PORTLAND – Plaster satyrs and owls watch silently as workers atop massive scaffolding replace the ceiling in the State Theater.

Those architectural decorations appear to wait for the work to be done, and for life to come back to this iconic entertainment venue.

It has been almost four years since the State Theater closed. Now the building’s owner, Ron Goglia, hopes the 81-year-old theater will be hosting shows within the year.

”The big stuff has been done,” said Goglia, president of Stone Coast Properties LLC, which owns 609 Congress St., the 100,000-square-foot building that holds the State.

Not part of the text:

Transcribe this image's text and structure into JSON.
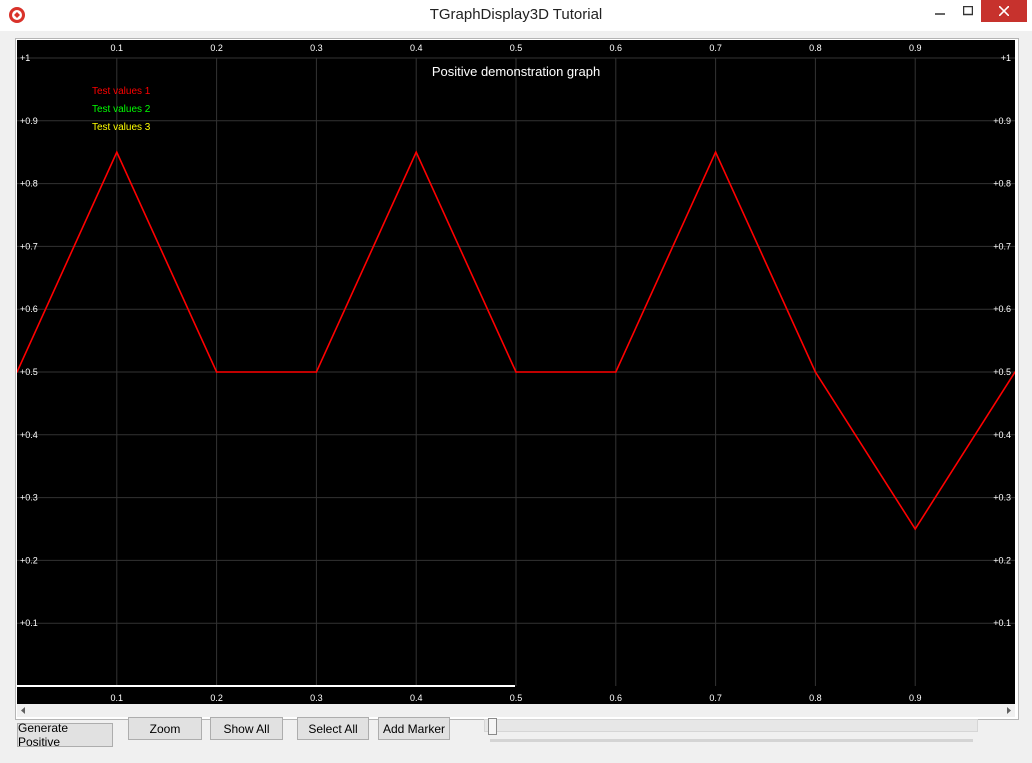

Stone Coast has spent about $700,000 for new drywall ceiling, wiring, new bathrooms on the main floor, a new fire escape, new fire doors, a new fire alarm/detection system and other improvements.

Stone Coast evicted the last operator, Maine Entertainment, in 2006, claiming it violated lease provisions. Goglia said the main reason was that the operator continually had problems with fire inspectors over issues that Stone Coast maintained were the tenant’s responsibility.


The matter remains in court, he said.

After the eviction, Stone Coast closed the building for renovations, Goglia said.

”I could not open the theater and sleep at night,” said Goglia.

Portland Fire Capt. Keith Gautreau and Fire Prevention Officer Ben Wallace Jr. have been working with Stone Coast. The theater is ”100 percent better,” Wallace said.

In the past, fire inspectors were particularly concerned over bathrooms in the basement that had only one exit, and had antiquated wiring.

”The owner is doing the right thing,” Gautreau said.


Stone Coast still needs a final inspection, but Gautreau said he doesn’t foresee any problems.

Goglia said he is still looking to sell naming rights to the theater, and seeking an operator-tenant for the 1,500-seat venue.

”We’re looking for someone who has experience, a little bit of money,” he said.

While Stone Coast has renovated the bones of the building, the tenant would have to invest at least another $150,000 to $700,000 in improvements, including new paint, carpeting, a sound system, kitchen equipment and a point-of-sale system, Goglia said.

Rent would be $9,000 to $15,000 a month, he said.

About 10 possible operators have expressed interest, he said, but only three have adequate experience and the financial backing to be considered.


City Councilor David Marshall, whose district includes the State, said the theater would play a vital role in the neighborhood and the city, as it once did.

”It will give a much-needed boost to that part of Congress Street, which is going through a renaissance right now,” Marshall said. ”The State Theater would certainly help build on the momentum.”

It would also benefit musicians and music fans, said Sam Pfeifle, the frontman for the Grassholes bluegrass band, a music journalist and the secretary of the Portland Music Foundation, a nonprofit that offers professional development for musicians.

The State was a proving ground for local bands and a venue for them to open for better-known acts, said Pfeifle.

When Rustic Overtones filled the State with 1,500 people, it drew the attention of a record label, he said.

There’s a feeling in the city that the late 1990s represented ”the last great age of Portland music,” he said.


”As the live music scene sort of cratered in the mid-2000s, the last blow was when the State Theater closed its doors,” said Pfeifle.

Portland’s live music scene is on the rebound, he said, with strong venues like the Port City Music Hall, Empire Dine and Dance and the Space Gallery, but there’s still a big hole left by the State.

Other venues are smaller, like the 650-seat Port City Music Hall, or more formal, like the city’s Merrill Auditorium, which holds 1,800 people.

Groups that used to play the State now skip Portland on the regional circuit, Pfeifle said.

A new operator will need various state and city permits.

One concern is Portland’s relatively new entertainment license, which prohibits establishments that serve alcohol within 100 feet of each other from having entertainment licenses.


So far, there isn’t another such venue within 100 feet of the State, but that could change, Goglia said.

Marshall, who has opposed the ordinance, said he thinks the council should take another look at repealing it and finding other ways to deal with late-night crowds.

”I can see how the ordinance could put an end to this effort after (Stone Coast) poured in large sums of money,” he said.